O caso da técnica de enfermagem Leonora Silva exemplifica outra realidade preocupante. Atuando na hemodiálise em regime de alta complexidade no CTI, principalmente durante a pandemia, ela enfrentou uma desigualdade de cobranças e estresse extremo. Leonora descreve a ansiedade crescente e a pressão diante do aumento de óbitos, até que sofreu uma crise de ansiedade grave durante um plantão.

Mesmo com diagnóstico de transtorno de ansiedade e depressão, ela trabalhou por mais um ano antes de ser afastada em dezembro de 2024. Leonora desabafa: “Eles não acreditam no profissional. Acham que a gente está fazendo corpo mole e essas coisas. E a gente não pode ficar doente. A gente tem que cuidar de doente, mas não pode adoecer”.

Desde o afastamento, Leonora relata um isolamento social completo, passando os dias em casa e evitando contato com outras pessoas, revelando o impacto profundo que o trabalho teve em sua saúde mental.

A saúde mental ainda é tabu entre policiais, e o suporte psicológico é fundamental

No segmento da segurança pública, a policial militar Alessandra Félix, que sofre de Transtorno de Ansiedade Generalizada (TAG), chamou atenção ao relatar a dificuldade do reconhecimento e tratamento adequado da saúde mental. Ela conta que muitas vezes precisa que outras pessoas percebam sua condição antes que ela mesma aceite o problema: “Às vezes é preciso que alguém de fora venha e diga: ‘Você não está bem, seu olhar está triste. O que está acontecendo?’ Até quando você vai olhar e falar ‘está tudo certo’? Infelizmente, a saúde mental é vista como um tabu ainda”.

Alessandra participa de rodas terapêuticas organizadas pela Associação Integrada de Mulheres de Segurança Pública em Sergipe, que oferece suporte psicológico a mais de 200 agentes. A diretora do grupo, Svetlana Barbosa Silva, também policial militar com 29 anos de experiência, destaca a sobrecarga enfrentada pelas mulheres dentro e fora do serviço: “A gente entendeu que precisava dar um suporte maior porque essa demanda que cresceu, a gente viu o adoecimento de algumas militares, algumas policiais que chegavam até nós para procurar suporte psicológico, porque tinha não só a carga do trabalho, a dupla jornada, situações normais do cotidiano da mulher, com família, relacionamentos, financeiro”.

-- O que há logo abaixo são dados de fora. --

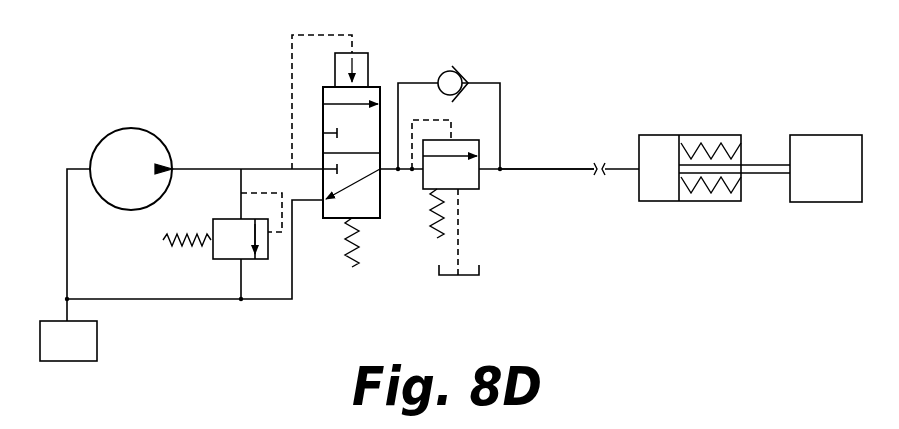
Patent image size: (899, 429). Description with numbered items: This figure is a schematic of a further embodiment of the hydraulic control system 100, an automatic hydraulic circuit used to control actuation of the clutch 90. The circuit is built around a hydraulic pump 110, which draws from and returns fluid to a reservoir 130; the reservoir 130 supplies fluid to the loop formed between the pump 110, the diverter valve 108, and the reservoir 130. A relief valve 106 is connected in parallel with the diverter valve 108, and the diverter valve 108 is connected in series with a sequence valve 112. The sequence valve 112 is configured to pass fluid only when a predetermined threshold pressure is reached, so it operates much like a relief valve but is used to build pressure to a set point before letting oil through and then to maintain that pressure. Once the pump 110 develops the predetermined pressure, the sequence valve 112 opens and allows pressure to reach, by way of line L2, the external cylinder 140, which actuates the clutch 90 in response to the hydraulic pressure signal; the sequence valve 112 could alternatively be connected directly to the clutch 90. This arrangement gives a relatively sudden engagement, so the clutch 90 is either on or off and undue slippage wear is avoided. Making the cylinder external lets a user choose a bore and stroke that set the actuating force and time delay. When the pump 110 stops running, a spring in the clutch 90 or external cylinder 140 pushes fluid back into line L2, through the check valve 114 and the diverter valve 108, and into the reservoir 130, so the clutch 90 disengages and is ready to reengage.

The hydraulic control system 100 is at (80, 122).
The hydraulic pump 110 is at (143, 130).
The relief valve 106 is at (213, 255).
The reservoir 130 is at (97, 353).
The diverter valve 108 is at (368, 218).
The check valve 114 is at (455, 67).
The sequence valve 112 is at (479, 180).
The line L2 is at (568, 166).
The external cylinder 140 is at (690, 137).
The clutch 90 is at (828, 140).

Medidas e respostas das autoridades públicas

Reconhecendo os desafios, a Secretaria Estadual de Educação afirmou que desde 2024 tem oferecido atendimento psicológico e psiquiátrico aos seus servidores, contabilizando mais de 650 mil teleatendimentos. Além disso, mantém um projeto importante chamado Melhoria da Convivência e Proteção Escolar, que busca orientar sobre saúde integral e incentivar o equilíbrio entre vida pessoal e profissional.

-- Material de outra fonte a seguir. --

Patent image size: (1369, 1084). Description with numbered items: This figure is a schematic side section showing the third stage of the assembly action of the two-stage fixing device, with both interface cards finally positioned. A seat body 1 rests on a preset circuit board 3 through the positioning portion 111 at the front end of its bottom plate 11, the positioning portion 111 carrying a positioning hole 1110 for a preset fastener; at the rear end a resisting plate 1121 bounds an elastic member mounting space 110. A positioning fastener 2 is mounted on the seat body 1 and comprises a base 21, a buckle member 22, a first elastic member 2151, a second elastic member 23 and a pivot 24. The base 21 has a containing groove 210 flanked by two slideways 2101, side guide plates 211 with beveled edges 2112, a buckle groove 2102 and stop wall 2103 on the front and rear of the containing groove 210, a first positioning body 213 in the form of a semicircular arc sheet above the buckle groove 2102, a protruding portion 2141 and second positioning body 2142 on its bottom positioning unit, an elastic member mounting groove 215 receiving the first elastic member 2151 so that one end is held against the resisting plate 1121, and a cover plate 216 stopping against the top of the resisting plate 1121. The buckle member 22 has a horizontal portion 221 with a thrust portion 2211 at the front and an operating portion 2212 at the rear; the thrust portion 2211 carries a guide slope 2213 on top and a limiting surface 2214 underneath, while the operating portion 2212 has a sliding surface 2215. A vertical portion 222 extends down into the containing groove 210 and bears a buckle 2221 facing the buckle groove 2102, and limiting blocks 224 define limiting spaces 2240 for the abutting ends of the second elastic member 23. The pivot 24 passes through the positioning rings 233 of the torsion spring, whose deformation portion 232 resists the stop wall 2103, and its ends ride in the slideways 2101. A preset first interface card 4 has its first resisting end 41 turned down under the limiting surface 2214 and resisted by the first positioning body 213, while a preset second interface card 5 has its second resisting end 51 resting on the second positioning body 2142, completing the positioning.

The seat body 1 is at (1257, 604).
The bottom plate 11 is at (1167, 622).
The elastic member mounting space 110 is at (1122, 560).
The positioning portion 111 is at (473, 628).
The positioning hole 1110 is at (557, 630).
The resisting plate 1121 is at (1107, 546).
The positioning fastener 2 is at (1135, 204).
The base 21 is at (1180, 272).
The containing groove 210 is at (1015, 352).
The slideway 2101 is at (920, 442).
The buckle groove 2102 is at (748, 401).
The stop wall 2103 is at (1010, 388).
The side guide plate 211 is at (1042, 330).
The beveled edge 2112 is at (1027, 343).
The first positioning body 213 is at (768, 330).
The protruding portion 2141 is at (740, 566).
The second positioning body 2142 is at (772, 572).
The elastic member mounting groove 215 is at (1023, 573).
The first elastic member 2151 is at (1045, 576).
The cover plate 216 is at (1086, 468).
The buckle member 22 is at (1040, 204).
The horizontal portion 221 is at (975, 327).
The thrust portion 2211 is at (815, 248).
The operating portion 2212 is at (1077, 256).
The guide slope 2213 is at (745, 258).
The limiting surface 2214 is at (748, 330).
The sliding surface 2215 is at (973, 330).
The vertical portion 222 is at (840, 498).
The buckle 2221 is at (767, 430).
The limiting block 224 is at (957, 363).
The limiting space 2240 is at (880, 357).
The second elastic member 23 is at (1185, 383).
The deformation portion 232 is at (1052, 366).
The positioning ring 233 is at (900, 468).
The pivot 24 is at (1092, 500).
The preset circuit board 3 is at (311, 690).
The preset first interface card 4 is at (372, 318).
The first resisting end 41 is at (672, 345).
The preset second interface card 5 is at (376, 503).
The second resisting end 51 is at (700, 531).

Quanto às divergências entre recomendações médicas particulares e decisões de perícia quanto ao afastamento, a Secretaria de Gestão do Estado explicou que os peritos oficiais realizam avaliações técnicas e imparciais para definir a necessidade e o tempo adequado de afastamento.

Considerações finais

O crescente número de afastamentos por questões ligadas à saúde mental demonstra que o ambiente de trabalho, em diferentes setores, pode ser um fator crucial para o adoecimento dos profissionais. Historicamente invisibilizada ou tratada como tabu, a saúde mental requer atenção urgente e políticas eficazes que garantam suporte contínuo, reconhecimento dos desafios enfrentados e a valorização dos trabalhadores.

Só assim será possível minimizar os impactos negativos no dia a dia de milhares de brasileiros, garantindo condições dignas para que possam executar suas funções sem comprometer sua integridade psicológica e, consequentemente, sua qualidade de vida.